夢かうつつかわからないままふらふらと家に帰り、まんじりとしたまま朝を迎えた。
次の日は家の近くの中学校へ出勤し、ぼんやりとしているのは「二日酔い」だとごまかした。
(昨日見たものは何だったのだろう)
黒衣のひと。美しくつやめく長い黒髪を持つひと。黒い蝶のようなまつ毛を持つひと。
深い深い夜の湖のような目。踊る、おどる、おどる、真珠。

日本には動物に化かされる話がよくある。僕の国にもだ。そう言うことをあまり信じてはいないが、昨日のひとはあまりにも美しすぎた。
化かされたのかもしれないが、何もされていない。財布もスマートフォンも家の鍵もきちんと持っているし、職場はいつもと変わらない。先生方は親切で、生徒たちは元気で可愛い。いつもと変わらない。変わらない、のに。
まるで心のひだがひとつだけささくれたみたいに、昨日のひとが脳裏から離れてくれない。
黒衣。淡色パールのネックレス。単純に考えれば、誰かを亡くしたのだろう。その悲しみを川に流しに来たのかもしれない。
世界でいちばんきれいなのは「狂うひと」だと言ったのは誰だったか。そのひとは、愛するひとを失ったのか。それとも。

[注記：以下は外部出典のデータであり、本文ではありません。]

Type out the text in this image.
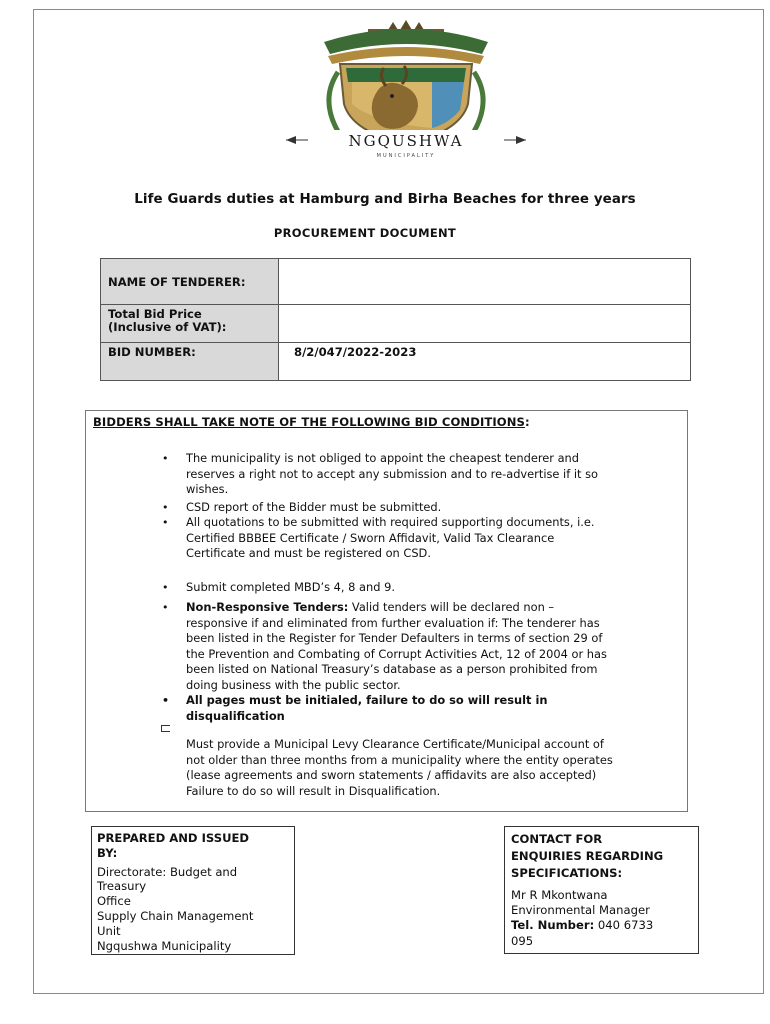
NGQUSHWA
MUNICIPALITY
Life Guards duties at Hamburg and Birha Beaches for three years
PROCUREMENT DOCUMENT
NAME OF TENDERER:	

Total Bid Price
(Inclusive of VAT):	

BID NUMBER:	8/2/047/2022-2023
BIDDERS SHALL TAKE NOTE OF THE FOLLOWING BID CONDITIONS:
•	The municipality is not obliged to appoint the cheapest tenderer and
reserves a right not to accept any submission and to re-advertise if it so
wishes.
•	CSD report of the Bidder must be submitted.
•	All quotations to be submitted with required supporting documents, i.e.
Certified BBBEE Certificate / Sworn Affidavit, Valid Tax Clearance
Certificate and must be registered on CSD.
•	Submit completed MBD’s 4, 8 and 9.
•	Non-Responsive Tenders: Valid tenders will be declared non –
responsive if and eliminated from further evaluation if: The tenderer has
been listed in the Register for Tender Defaulters in terms of section 29 of
the Prevention and Combating of Corrupt Activities Act, 12 of 2004 or has
been listed on National Treasury’s database as a person prohibited from
doing business with the public sector.
• All pages must be initialed, failure to do so will result in
disqualification
Must provide a Municipal Levy Clearance Certificate/Municipal account of
not older than three months from a municipality where the entity operates
(lease agreements and sworn statements / affidavits are also accepted)
Failure to do so will result in Disqualification.
PREPARED AND ISSUED
BY:
Directorate: Budget and
Treasury
Office
Supply Chain Management
Unit
Ngqushwa Municipality
CONTACT FOR
ENQUIRIES REGARDING
SPECIFICATIONS:
Mr R Mkontwana
Environmental Manager
Tel. Number: 040 6733
095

導かれるように今日も、同じ時間、その橋に来てしまった。

真珠のいくつかがまだ残っていたので、僕は、一生懸命それをひろいあつめた。手袋をしていてはやりにくいので、
凍えそうになりながら冷たい手で真珠をひろった。車のハイビームが僕を照らして去っていったが、僕では映画は作れない。道路にあるものはひろえない。
そのひとの首ではたくさんあったように思った真珠だったが、そうたくさんはひろえず、コートのポケットに入れた。凍るような川風が僕の全身を切り裂くみたいな寒さだ。月はない。代わりに味気ないオレンジ色のライトが点々としている。
歩いてくる。

向こう側から、そのひとが。
長い黒髪が揺れる。黒衣のすそが揺れる。ランウェーを歩くような姿勢のよさで。
(悲しみなどみじんも見せず)
そして、
僕の目の前に来て、そっと右手を差し出した。白い、白い、今にもすうっと消えてしまいそうな小さな手だった。